Sitting Can Make Matter Worse

We all know that exercise and movement is an important part of getting fit and healthy, but did you know that staying sedentary doesn’t just increase your chances for weight gain, it actually makes you more prone to putting belly fat on? Belly fat builds the more you sit, so if you want to make sure that you stop putting on more fat around your waist and start burning it off, it’s important for you get up and get moving. Even just 3 hours of aerobic exercise in a week can help you keep the belly fat off. However, it’s always best to get as much movement into your day. Whether you choose to start taking the stairs when you’re going up one or two floors or you get up to pace around every 20 minutes, it really doesn’t matter. What’s important is that you move regularly and that you don’t give your belly fat a chance to start increasing.

It’s Not About How Many Crunches You Can Do

Sure, crunches are great for toning up your muscles under the fat and they’re also really great at developing a solid core strength. We also agree that doing so is incredibly important for reasons like endurance. However, crunches aren’t going to do much for you if you’re trying to burn belly fat. This is disappointing news to many, but that doesn’t make it any less true.
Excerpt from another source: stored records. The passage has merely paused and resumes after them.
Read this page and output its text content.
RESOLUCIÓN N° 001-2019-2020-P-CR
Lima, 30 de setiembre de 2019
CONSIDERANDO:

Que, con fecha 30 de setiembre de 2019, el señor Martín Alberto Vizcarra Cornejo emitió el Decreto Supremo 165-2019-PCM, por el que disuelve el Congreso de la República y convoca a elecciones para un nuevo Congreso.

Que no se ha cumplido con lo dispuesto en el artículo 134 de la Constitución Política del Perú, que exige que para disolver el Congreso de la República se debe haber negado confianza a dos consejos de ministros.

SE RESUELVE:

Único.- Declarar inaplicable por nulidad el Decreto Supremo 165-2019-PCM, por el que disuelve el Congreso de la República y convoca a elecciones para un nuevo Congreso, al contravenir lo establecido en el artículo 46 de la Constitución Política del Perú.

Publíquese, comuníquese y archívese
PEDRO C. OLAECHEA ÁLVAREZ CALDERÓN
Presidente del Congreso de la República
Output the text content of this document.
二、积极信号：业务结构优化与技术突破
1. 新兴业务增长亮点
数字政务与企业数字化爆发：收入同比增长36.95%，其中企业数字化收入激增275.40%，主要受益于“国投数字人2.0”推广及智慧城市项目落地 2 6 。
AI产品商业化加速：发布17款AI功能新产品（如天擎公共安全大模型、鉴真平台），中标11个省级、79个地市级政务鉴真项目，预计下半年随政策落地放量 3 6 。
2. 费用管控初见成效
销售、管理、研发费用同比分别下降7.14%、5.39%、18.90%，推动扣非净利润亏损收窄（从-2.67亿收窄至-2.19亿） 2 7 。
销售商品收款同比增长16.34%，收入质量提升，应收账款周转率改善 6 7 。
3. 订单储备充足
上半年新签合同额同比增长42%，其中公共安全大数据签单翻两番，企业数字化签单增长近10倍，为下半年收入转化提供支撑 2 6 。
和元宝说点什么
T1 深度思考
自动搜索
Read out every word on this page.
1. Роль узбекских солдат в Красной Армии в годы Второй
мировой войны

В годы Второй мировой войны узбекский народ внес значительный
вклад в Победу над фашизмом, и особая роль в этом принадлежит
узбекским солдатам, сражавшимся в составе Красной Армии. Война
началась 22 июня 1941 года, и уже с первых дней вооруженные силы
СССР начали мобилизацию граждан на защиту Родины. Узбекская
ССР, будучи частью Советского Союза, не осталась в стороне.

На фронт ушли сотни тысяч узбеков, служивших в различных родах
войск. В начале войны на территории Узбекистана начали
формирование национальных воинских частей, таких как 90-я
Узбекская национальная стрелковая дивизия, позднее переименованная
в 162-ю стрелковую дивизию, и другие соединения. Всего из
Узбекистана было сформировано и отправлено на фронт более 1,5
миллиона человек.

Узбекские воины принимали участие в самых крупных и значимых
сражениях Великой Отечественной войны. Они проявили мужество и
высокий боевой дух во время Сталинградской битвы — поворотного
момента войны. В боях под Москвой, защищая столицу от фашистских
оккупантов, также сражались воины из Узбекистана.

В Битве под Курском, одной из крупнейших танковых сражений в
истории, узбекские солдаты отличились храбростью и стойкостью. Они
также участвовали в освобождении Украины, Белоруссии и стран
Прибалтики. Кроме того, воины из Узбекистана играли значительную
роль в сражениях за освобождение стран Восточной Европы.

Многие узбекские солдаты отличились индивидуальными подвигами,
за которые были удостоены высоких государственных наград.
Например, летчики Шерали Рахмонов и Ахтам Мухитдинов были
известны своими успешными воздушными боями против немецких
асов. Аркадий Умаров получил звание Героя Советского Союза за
If you want or need to burn belly fat, the best way to do it is by eating a low carbohydrate diet and getting consistent aerobic exercise in. Walking is a great aerobic exercise that people tend to overlook, but so is swimming, hopping on the elliptical and boxing. If you really want to eviscerate your belly fat, one of the best ways to do so is by incorporating intervals into your aerobic work outs. Trying to double up on your aerobic work outs and adjusting your diet if you feel like you’re not losing as much belly fat as you should be. You can also try high intensity interval training if you’re looking for a real challenge.

Stress is A Sneaky Culprit

There are likely tons of reasons people are putting on belly fat, but one of the sneakiest and most devastating one of them all is really stress. We’re not over exaggerating this one folks. Science and a ton of research will back us up on this: there is a direct connection between people who deal with a lot of stress and people with larger waist lines. What makes stress a breeding ground for deep belly fat is a hormone called cortisol. Stress produces this hormone in high amounts and, unfortunately for many of us, cortisol induces cravings for high-calorie snacks. It goes without saying that this triggers a brutal cycle of storing even more fat in your belly, which just means more cortisol and more hard-to-beat cravings. Many life coaches and health experts will tell you that it’s crucial to find an effective way to deal with stress especially if you work in a demanding job and are trying to zap your abdominal fat away. Our recommendation? Try a high-intensity sport like boxing or, if you’re more of the quiet type, try a relaxing hour of yoga. They’re both great at helping you relieve stress and, as an added bonus, they’ll give you a great aerobic workout. Killing two birds with one stone? Excellent.

Ditch the Scale, Grab the Tape Measure

In terms of measuring success, you are really going to want to ditch the scale and switch it up with a tape measure. Fat is lighter than muscle, so if you’re coupling your aerobic workouts with strength training (as you should), you might not be seeing a good measure of how effective your efforts are. Also, you could be losing weight in other places but are barely making a dent in the belly fat. For this reason, it’s best to track your progress in inches. You’ll get a better idea of how much fat you’re actually losing and you won’t be bogged down if you don’t see the number you’re expecting on the scale. Tracking progress with a tape measure is actually preferred method by many weight loss experts because weight can fluctuate easily due to reasons like water retention or even how big of a lunch you’ve had. Besides, there’s nothing more satisfying than seeing the inch count grow and your waist line physically shrinking at the same time.